Sweat ran down my brow, stinging my eyes.  Water sloshed in the tank on my back.  It was getting lighter.  Anxiety, heartburn that wouldn’t quit, seared my throat.  I’d brought two additional five-gallon buckets ― I hadn’t expected to use any of it ― to refill my tank.  After that was gone, I’d have to go to the pond for refills.  What would burn unchecked while I was away?

Meanwhile, the horror I’d started roared.  I worried, ran and doused its offspring.

Ironically, it was the speed of the fire that saved me.  Normally, a pile that size would have burned for hours.  But what had been a huge stack of brush fell in on itself after only 40 minutes. My eyebrows burned in a nanosecond’s whiff of scorched hair as I hurried to push in the ends.  I used a long-handled rake. That was still too close.  But a charred, black perimeter of  20 feet now separated the much smaller blaze from the rest of the field.
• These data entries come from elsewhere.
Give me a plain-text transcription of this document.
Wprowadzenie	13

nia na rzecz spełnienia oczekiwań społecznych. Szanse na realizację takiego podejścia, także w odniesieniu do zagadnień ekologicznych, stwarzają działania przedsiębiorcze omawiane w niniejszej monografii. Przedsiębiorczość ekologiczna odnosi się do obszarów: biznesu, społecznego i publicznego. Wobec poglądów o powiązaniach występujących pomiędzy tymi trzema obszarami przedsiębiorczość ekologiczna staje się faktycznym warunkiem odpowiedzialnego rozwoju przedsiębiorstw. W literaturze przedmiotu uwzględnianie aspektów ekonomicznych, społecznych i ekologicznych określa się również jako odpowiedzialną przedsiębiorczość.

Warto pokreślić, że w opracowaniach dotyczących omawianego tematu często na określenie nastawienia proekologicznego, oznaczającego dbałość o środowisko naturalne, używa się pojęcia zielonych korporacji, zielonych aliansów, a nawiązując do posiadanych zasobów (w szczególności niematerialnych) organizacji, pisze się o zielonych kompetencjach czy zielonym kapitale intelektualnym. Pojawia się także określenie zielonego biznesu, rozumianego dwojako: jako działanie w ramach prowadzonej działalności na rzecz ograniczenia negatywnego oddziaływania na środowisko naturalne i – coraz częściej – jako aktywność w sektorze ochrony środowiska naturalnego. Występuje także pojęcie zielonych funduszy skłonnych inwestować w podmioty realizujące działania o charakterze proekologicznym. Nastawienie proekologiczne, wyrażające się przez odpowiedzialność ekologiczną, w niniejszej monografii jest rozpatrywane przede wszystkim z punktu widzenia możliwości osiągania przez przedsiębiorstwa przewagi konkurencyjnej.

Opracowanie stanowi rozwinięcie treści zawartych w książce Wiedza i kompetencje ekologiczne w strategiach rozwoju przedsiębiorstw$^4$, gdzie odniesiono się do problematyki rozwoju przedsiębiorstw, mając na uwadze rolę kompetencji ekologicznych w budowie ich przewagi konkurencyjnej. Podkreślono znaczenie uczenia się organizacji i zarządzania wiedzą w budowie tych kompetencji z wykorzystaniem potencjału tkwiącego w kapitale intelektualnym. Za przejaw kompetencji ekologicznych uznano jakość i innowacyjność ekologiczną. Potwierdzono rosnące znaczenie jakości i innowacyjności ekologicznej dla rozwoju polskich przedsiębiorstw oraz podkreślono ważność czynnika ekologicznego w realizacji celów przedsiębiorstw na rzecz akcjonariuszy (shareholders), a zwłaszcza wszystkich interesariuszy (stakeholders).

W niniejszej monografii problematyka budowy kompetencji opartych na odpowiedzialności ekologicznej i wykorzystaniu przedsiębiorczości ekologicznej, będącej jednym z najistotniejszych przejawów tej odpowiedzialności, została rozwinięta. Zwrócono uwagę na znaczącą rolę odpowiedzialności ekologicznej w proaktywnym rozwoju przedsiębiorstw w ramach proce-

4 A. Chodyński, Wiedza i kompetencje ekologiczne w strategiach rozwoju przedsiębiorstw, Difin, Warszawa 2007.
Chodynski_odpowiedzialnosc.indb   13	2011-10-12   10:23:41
But before I could breathe a sigh of relief, a gust of wind from the southwest blew smoke into my face.  I put my back to it and stared with watering eyes at the litter-lined woods a hundred feet away.  If the fire ever reached that-
My heart was already pounding but my pulse doubled at just the thought.

Normally when I burn I make sure that the fire consumes all the brush.  I keep turning the ends into the fire and raking until only a pile of ashes remain.

Today wasn’t normal.  Faced with a sudden, gusty wind springing up from nowhere and acres of tinder-primed  woods to my lee, I wheeled and emptied those two five-gallon buckets of water on the blaze.  Super-heated steam flashed upward in a hiss as I ran to the Ranger.

It was a short ride to the farm pond.  But it took a dozen frantic trips refilling buckets to reduce that fire to a mud wallow of floating charcoal.  By then I was filthy, exhausted and never so happy to have a fire out.  The wind blew the stink of damp, charred wood into my nostrils.  I leaned on my rake and eyed the soaked remains of what never should have taken place at all.

“That was stupid,” I admitted between gasps, chest heaving.

I checked those ashes repeatedly for the next six hours.  I checked them again this morning.  That fire truly is out.

Hallelujah!

But burned into my mind is something else.  I can now testify from personal experience:  Impatience and folly really do breed stupidity.